A aposentada e deficiente física, Maria da Silva, 56 anos, avalia a experiência de votar de forma positiva. “Não pego muita fila, pois idosos e pessoas com deficiência são prioridade. Graças a Deus, o acesso à mobilidade é muito bom. A urna eletrônica também ajudou muito. Foi uma das melhores coisas feitas porque facilitou muito o nosso acesso”.
Ela define o voto como uma forma de lutar por políticas públicas voltadas para a inclusão das pessoas com deficiência. “A falta de acesso à mobilidade ainda está muito a desejar. Eu creio que ainda vamos chegar a duas eleições para chegar no patamar desejado”, projeta.
Problemas enfrentados
Para facilitar o acesso ao local de votação, a pessoa com deficiência pode fazer uma solicitação junto ao cartório até um prazo determinado pelo Calendário Eleitoral para solicitar a transferência a uma seção com maior acessibilidade. Segundo o TSE, as sessões especiais são “espaços adaptados que oferecem fácil acesso, maior comodidade e segurança no momento do voto”.
O servidor público aposentado e deficiente visual César Achkar, 58 anos, acredita que os recursos de acessibilidade deveriam estar presente em todas as urnas e não restritos à locais específicos. Graças à implementação dos recursos de acessibilidade, ele se sentiu assistido nas últimas eleições.
“Para votar eu coloquei o número dos candidatos que iria votar já prevendo a ordem. Como a urna se trata de um teclado universal, semelhante a de um computador, já estamos familiarizados. Então, bastava o barulho do confirma para saber que meu voto tinha sido registrado”, conta.
Outra novidade das eleições deste ano é que os eleitores não poderão mais levar o celular para a cabine de votação. A Resolução TSE nº 23.669/2021 determina que os dispositivos sejam deixados com o mesário da seção eleitoral, junto ao documento de identificação, antes de se dirigirem à urna eletrônica. A medida foi adotada para evitar coações, fraudes e violação do sigilo do voto.
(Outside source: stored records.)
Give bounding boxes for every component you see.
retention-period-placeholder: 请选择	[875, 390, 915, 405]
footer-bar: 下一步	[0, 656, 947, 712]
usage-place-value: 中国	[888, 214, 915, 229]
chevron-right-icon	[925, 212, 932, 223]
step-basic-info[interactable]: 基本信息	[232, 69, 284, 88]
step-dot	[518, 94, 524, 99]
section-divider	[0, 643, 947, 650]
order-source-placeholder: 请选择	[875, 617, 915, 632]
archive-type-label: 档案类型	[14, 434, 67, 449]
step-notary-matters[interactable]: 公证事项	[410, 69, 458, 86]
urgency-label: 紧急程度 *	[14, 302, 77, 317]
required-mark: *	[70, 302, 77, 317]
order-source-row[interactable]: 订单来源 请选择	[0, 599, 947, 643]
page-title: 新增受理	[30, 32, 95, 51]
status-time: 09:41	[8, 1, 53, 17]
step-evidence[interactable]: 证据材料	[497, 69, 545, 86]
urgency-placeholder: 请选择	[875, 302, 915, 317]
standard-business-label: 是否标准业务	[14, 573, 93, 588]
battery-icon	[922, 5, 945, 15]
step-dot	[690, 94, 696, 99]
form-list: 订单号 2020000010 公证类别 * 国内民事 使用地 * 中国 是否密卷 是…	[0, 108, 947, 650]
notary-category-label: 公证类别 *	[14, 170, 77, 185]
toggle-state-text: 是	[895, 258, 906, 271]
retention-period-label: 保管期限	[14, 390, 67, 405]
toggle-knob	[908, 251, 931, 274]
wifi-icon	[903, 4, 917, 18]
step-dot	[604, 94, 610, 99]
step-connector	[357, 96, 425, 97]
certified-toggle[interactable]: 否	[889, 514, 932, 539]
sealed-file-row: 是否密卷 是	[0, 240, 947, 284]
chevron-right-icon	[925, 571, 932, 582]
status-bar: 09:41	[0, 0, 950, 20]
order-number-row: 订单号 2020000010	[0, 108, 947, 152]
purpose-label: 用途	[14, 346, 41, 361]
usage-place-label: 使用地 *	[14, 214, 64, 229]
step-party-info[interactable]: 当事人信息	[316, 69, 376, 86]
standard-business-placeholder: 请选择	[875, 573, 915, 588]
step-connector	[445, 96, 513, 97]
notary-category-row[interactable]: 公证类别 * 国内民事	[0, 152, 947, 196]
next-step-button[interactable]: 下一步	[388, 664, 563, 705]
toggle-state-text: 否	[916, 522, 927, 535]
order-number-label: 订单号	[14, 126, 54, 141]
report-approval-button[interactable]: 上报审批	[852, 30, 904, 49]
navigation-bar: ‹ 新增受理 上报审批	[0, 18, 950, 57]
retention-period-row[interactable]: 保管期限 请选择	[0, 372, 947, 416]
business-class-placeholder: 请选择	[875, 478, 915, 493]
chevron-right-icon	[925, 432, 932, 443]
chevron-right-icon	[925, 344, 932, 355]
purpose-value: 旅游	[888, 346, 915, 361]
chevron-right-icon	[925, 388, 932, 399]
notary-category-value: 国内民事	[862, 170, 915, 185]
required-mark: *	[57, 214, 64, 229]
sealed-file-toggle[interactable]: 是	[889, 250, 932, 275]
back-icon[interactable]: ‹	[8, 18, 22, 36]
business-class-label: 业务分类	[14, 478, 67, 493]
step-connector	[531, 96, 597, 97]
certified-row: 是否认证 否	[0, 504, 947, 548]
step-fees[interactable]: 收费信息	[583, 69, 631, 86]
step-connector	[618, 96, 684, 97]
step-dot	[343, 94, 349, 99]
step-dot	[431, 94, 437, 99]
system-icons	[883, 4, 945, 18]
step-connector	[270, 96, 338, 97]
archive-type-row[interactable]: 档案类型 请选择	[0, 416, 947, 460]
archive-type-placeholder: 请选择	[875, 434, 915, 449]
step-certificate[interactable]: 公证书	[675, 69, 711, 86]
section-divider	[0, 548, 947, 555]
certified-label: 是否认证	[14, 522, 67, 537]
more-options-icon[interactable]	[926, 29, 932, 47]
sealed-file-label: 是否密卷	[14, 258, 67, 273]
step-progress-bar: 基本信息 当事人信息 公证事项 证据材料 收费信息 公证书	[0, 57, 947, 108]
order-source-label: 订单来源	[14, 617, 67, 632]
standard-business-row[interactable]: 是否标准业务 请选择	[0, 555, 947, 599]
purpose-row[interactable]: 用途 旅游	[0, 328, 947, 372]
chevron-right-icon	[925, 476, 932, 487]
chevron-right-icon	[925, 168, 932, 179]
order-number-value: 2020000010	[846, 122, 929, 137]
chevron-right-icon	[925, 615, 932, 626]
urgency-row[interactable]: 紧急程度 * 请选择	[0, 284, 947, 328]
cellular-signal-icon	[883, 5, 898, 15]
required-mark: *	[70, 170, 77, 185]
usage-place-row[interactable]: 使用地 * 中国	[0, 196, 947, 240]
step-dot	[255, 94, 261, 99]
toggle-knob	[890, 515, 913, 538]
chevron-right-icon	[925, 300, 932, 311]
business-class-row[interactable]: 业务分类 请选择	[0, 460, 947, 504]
César é contra à proibição, pois sente que ela esbarra na necessidade dele, enquanto pessoa com deficiência, de usar os equipamentos necessários para que ele consiga “ver o mundo ao redor”.
“Eu acho que é um direito meu usar o meu celular e as ferramentas de acessibilidade que já estou acostumado. E essa decisão do TSE de proibir que compareça ao local de votação com o celular me preocupou muito, porque para uma pessoa como eu, o celular é uma ferramenta de sobrevivência”, argumenta o deficiente visual.
Melhorias
O TSE também aprimorou softwares já existentes e instalou novos recursos de acessibilidade nas urnas eletrônicas que serão utilizadas nas Eleições 2022. Neste ano, os equipamentos contarão com tradução para a Língua Brasileira de Sinais (Libras).
Além disso, um vídeo feito por uma intérprete de Libras será apresentado em todas as 577.125 urnas eletrônicas preparadas para o pleito, indicando o cargo que está em votação no momento, na sequência: deputado federal, deputado estadual ou distrital, senador, governador e presidente da República.
As pessoas com deficiência visual, por sua vez, poderão utilizar fones de ouvido disponibilizados nas seções eleitorais para o recebimento de sinais sonoros com a indicação do número escolhido e o retorno do nome da candidata ou do candidato por meio do uso de voz sintetizada.
Apesar dos avanços, o especialista em direito constitucional, Antônio Carlos, acredita que é necessário pensar na inclusão das pessoas com deficiência de forma mais ampla.
“Acho que a gente tem que pensar que o óbice maior da pessoa com deficiência para exercer o seu direito político é para exercer a vida cidadã. Então, o problema na saúde pública, educação, transporte, tem também um desdobramento na vida política. Então, o jeito mais efetivo de garantir a participação da pessoa com deficiência é garantir que ela tenha uma vida digna, ou seja, instrumentos que promovam uma melhor qualidade de vida”, conclui o profissional.